AGUAS(RE)FUERTES
› Por Karina Micheletto
Ocurrió en Shanghai, casi a 20.000 kilómetros. Apenas llegamos a China, nos quedó claro que las distancias culturales que encontraríamos eran mucho mayores que los mismos kilómetros. Junto a un grupo de argentinos y uruguayos que trabajan en la Exposición Universal que se hace en China por estos días, ya nos había quedado claro que esas distancias eran también una cuestión de olor. Al grito de ¡basta de chetada para turistas! nos internamos en un callejón de la ciudad, y luego en algo que podría traducirse como un bodegón chino, bajo la experta guía de nuestro amigo Loo-Cu (así le decíamos porque tocaba un tamborcito tradicional que se llamaba más o menos así, y como era uno de los pocos que hablaba inglés, y por lo tanto hablaba para nosotros, se convirtió muy pronto en nuestro amigo del alma).

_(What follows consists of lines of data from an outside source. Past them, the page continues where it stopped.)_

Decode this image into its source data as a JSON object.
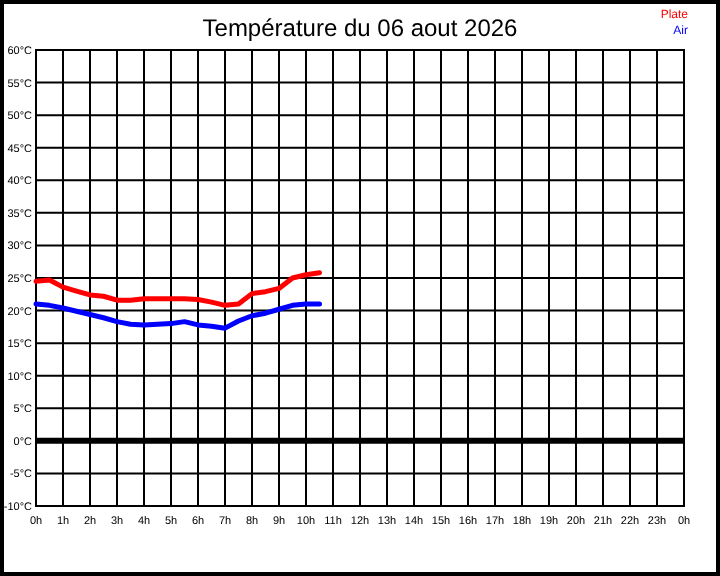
{
  "chart_data": {
    "type": "line",
    "title": "Température du 06 aout 2026",
    "x": [
      "2026-08-06T00:00",
      "2026-08-06T00:30",
      "2026-08-06T01:00",
      "2026-08-06T01:30",
      "2026-08-06T02:00",
      "2026-08-06T02:30",
      "2026-08-06T03:00",
      "2026-08-06T03:30",
      "2026-08-06T04:00",
      "2026-08-06T04:30",
      "2026-08-06T05:00",
      "2026-08-06T05:30",
      "2026-08-06T06:00",
      "2026-08-06T06:30",
      "2026-08-06T07:00",
      "2026-08-06T07:30",
      "2026-08-06T08:00",
      "2026-08-06T08:30",
      "2026-08-06T09:00",
      "2026-08-06T09:30",
      "2026-08-06T10:00",
      "2026-08-06T10:30"
    ],
    "series": [
      {
        "name": "Plate",
        "color": "#ff0000",
        "values": [
          24.5,
          24.7,
          23.6,
          23,
          22.4,
          22.2,
          21.6,
          21.6,
          21.8,
          21.8,
          21.8,
          21.8,
          21.7,
          21.3,
          20.8,
          21,
          22.6,
          22.9,
          23.4,
          25,
          25.5,
          25.8
        ]
      },
      {
        "name": "Air",
        "color": "#0000ff",
        "values": [
          21,
          20.8,
          20.4,
          19.9,
          19.4,
          18.9,
          18.3,
          17.9,
          17.8,
          17.9,
          18,
          18.3,
          17.8,
          17.6,
          17.3,
          18.4,
          19.2,
          19.6,
          20.2,
          20.8,
          21,
          21
        ]
      }
    ],
    "xlim": [
      "2026-08-06T00:00",
      "2026-08-07T00:00"
    ],
    "ylim": [
      -10,
      60
    ],
    "xticks": [
      {
        "value": "2026-08-06T00:00",
        "label": "0h"
      },
      {
        "value": "2026-08-06T01:00",
        "label": "1h"
      },
      {
        "value": "2026-08-06T02:00",
        "label": "2h"
      },
      {
        "value": "2026-08-06T03:00",
        "label": "3h"
      },
      {
        "value": "2026-08-06T04:00",
        "label": "4h"
      },
      {
        "value": "2026-08-06T05:00",
        "label": "5h"
      },
      {
        "value": "2026-08-06T06:00",
        "label": "6h"
      },
      {
        "value": "2026-08-06T07:00",
        "label": "7h"
      },
      {
        "value": "2026-08-06T08:00",
        "label": "8h"
      },
      {
        "value": "2026-08-06T09:00",
        "label": "9h"
      },
      {
        "value": "2026-08-06T10:00",
        "label": "10h"
      },
      {
        "value": "2026-08-06T11:00",
        "label": "11h"
      },
      {
        "value": "2026-08-06T12:00",
        "label": "12h"
      },
      {
        "value": "2026-08-06T13:00",
        "label": "13h"
      },
      {
        "value": "2026-08-06T14:00",
        "label": "14h"
      },
      {
        "value": "2026-08-06T15:00",
        "label": "15h"
      },
      {
        "value": "2026-08-06T16:00",
        "label": "16h"
      },
      {
        "value": "2026-08-06T17:00",
        "label": "17h"
      },
      {
        "value": "2026-08-06T18:00",
        "label": "18h"
      },
      {
        "value": "2026-08-06T19:00",
        "label": "19h"
      },
      {
        "value": "2026-08-06T20:00",
        "label": "20h"
      },
      {
        "value": "2026-08-06T21:00",
        "label": "21h"
      },
      {
        "value": "2026-08-06T22:00",
        "label": "22h"
      },
      {
        "value": "2026-08-06T23:00",
        "label": "23h"
      },
      {
        "value": "2026-08-07T00:00",
        "label": "0h"
      }
    ],
    "yticks": [
      {
        "value": -10,
        "label": "-10°C"
      },
      {
        "value": -5,
        "label": "-5°C"
      },
      {
        "value": 0,
        "label": "0°C"
      },
      {
        "value": 5,
        "label": "5°C"
      },
      {
        "value": 10,
        "label": "10°C"
      },
      {
        "value": 15,
        "label": "15°C"
      },
      {
        "value": 20,
        "label": "20°C"
      },
      {
        "value": 25,
        "label": "25°C"
      },
      {
        "value": 30,
        "label": "30°C"
      },
      {
        "value": 35,
        "label": "35°C"
      },
      {
        "value": 40,
        "label": "40°C"
      },
      {
        "value": 45,
        "label": "45°C"
      },
      {
        "value": 50,
        "label": "50°C"
      },
      {
        "value": 55,
        "label": "55°C"
      },
      {
        "value": 60,
        "label": "60°C"
      }
    ],
    "ref_lines": [
      {
        "axis": "y",
        "value": 0,
        "color": "#000000"
      }
    ],
    "grid": true,
    "legend": "top right",
    "line_style": "solid",
    "marker": "none"
  }
}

Aquella vez nos dejamos llevar por Loo-Cu, por el hambre y por el cambio favorable, y así entraron a llegar los platos, al ritmo del centro giratorio de la mesa circular que organizaba la comilona. Esta garra de pollo que nada en un caldo por acá, aquel cangrejote en milanesa por allá, aquello que mejor no preguntar por ahí, todo iba siendo cazado al tiro con palitos, bajado con generosas dosis de matoai, a base de sorgo fermentado. Hasta que llegó el manjar final, presentado por Loo (para entonces éramos hermanos) como la delicia local, el súmmum entre las 1200 clases de tofu de las que se enorgullecen los chinos. Nos pareció que era algo de cuidado cuando Loo lo tradujo como “stinky tofu”, y efectivamente era así: apenas el mozo trajo la fuente de “tofu pestilente” el lugar se infestó de una terrible baranda a perro muerto, a jugo de camión de basura, a pescado olvidado en verano, a todo eso junto y revuelto, pero peor. Y para Loo, quedaba claro por cómo le daba a los palitos, aquello era una delicia.

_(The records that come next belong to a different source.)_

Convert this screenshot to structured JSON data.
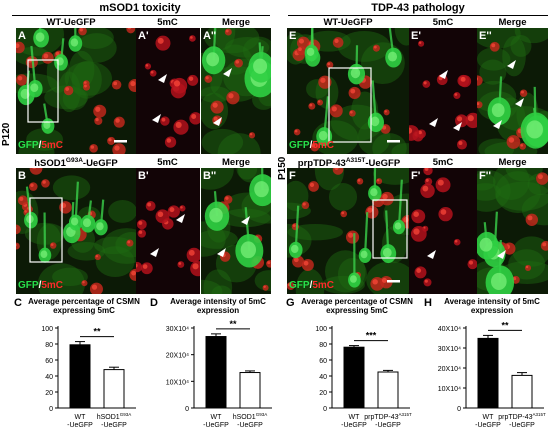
{
  "sections": [
    {
      "title": "mSOD1 toxicity"
    },
    {
      "title": "TDP-43 pathology"
    }
  ],
  "time_labels": [
    "P120",
    "P150"
  ],
  "rows": [
    {
      "heading_main": "WT-UeGFP",
      "heading_sup": "",
      "heading_tail": "",
      "col2": "5mC",
      "col3": "Merge"
    },
    {
      "heading_main": "hSOD1",
      "heading_sup": "G93A",
      "heading_tail": "-UeGFP",
      "col2": "5mC",
      "col3": "Merge"
    },
    {
      "heading_main": "WT-UeGFP",
      "heading_sup": "",
      "heading_tail": "",
      "col2": "5mC",
      "col3": "Merge"
    },
    {
      "heading_main": "prpTDP-43",
      "heading_sup": "A315T",
      "heading_tail": "-UeGFP",
      "col2": "5mC",
      "col3": "Merge"
    }
  ],
  "panel_labels": [
    "A",
    "A'",
    "A''",
    "B",
    "B'",
    "B''",
    "E",
    "E'",
    "E''",
    "F",
    "F'",
    "F''"
  ],
  "channel_label": {
    "gfp": "GFP",
    "sep": "/",
    "mc": "5mC"
  },
  "colors": {
    "gfp": "#27e04a",
    "mc": "#ff2a2a",
    "bar_wt": "#000000",
    "bar_mut": "#ffffff"
  },
  "chart_data": [
    {
      "letter": "C",
      "type": "bar",
      "title": "Average percentage of CSMN expressing 5mC",
      "yticks": [
        "0",
        "20",
        "40",
        "60",
        "80",
        "100"
      ],
      "ylim": [
        0,
        100
      ],
      "categories": [
        {
          "line1": "WT",
          "line2": "-UeGFP"
        },
        {
          "line1": "hSOD1",
          "sup": "G93A",
          "line2": "-UeGFP"
        }
      ],
      "values": [
        79,
        48
      ],
      "errors": [
        4,
        3
      ],
      "significance": "**"
    },
    {
      "letter": "D",
      "type": "bar",
      "title": "Average intensity of 5mC expression",
      "yticks": [
        "0",
        "10X10⁴",
        "20X10⁴",
        "30X10⁴"
      ],
      "ylim": [
        0,
        300000
      ],
      "categories": [
        {
          "line1": "WT",
          "line2": "-UeGFP"
        },
        {
          "line1": "hSOD1",
          "sup": "G93A",
          "line2": "-UeGFP"
        }
      ],
      "values": [
        268000,
        133000
      ],
      "errors": [
        10000,
        6000
      ],
      "significance": "**"
    },
    {
      "letter": "G",
      "type": "bar",
      "title": "Average percentage of CSMN expressing 5mC",
      "yticks": [
        "0",
        "20",
        "40",
        "60",
        "80",
        "100"
      ],
      "ylim": [
        0,
        100
      ],
      "categories": [
        {
          "line1": "WT",
          "line2": "-UeGFP"
        },
        {
          "line1": "prpTDP-43",
          "sup": "A315T",
          "line2": "-UeGFP"
        }
      ],
      "values": [
        76,
        45
      ],
      "errors": [
        2,
        2
      ],
      "significance": "***"
    },
    {
      "letter": "H",
      "type": "bar",
      "title": "Average intensity of 5mC expression",
      "yticks": [
        "0",
        "10X10⁴",
        "20X10⁴",
        "30X10⁴",
        "40X10⁴"
      ],
      "ylim": [
        0,
        400000
      ],
      "categories": [
        {
          "line1": "WT",
          "line2": "-UeGFP"
        },
        {
          "line1": "prpTDP-43",
          "sup": "A315T",
          "line2": "-UeGFP"
        }
      ],
      "values": [
        348000,
        163000
      ],
      "errors": [
        15000,
        14000
      ],
      "significance": "**"
    }
  ]
}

Le estaba contando eso, dos días después y en una combi rumbo a las afueras de la ciudad, a otra nueva amiga china, Felisa, tal el nombre occidental que había elegido para sí la traductora que proverbialmente llegó a nuestras vidas. A ella también le parecía que el stinky tofu tenía un olor “exquisito”, según su textual apreciación. La conversación se estaba poniendo buena, y el final del viaje próximo, así que decidí jugar las cartas de la honestidad brutal. “Felisa, te confieso algo, para nosotros ustedes los chinos tienen olor. Yo acá en el subte siento como un olor a... Cómo te puedo explicar, a ajo. A ese col que comen ustedes.” Ya estaba apelando a los atenuantes de la corrección política (ojo, es por la comida, son otras costumbres), cuando Felisa me interrumpió. “Ah sí, claro, ustedes también huelen para nosotros”, dijo con total naturalidad. “Tienen un olor como a lobo. Como a zorro. Un olor salvaje”, comenzó a explicar, por aproximaciones. El pasaje masculino latino, que a esta altura de la conversación ya había parado la oreja, y comenzaba a ratonear una propaganda oriental triple X de Axe, se alborotó. Supe que debía seguir indagando. “Felisa, explicame bien.” “Es un olor a zoológico –se sinceró–. Tienen olor al pis de la zona de los rinocerontes.” Su conclusión llegó en medio del silencio del pasaje. “Ya ven: nosotros somos vegetales; ustedes, animales.” El viaje siguió en silencio. La pucha con la cultura.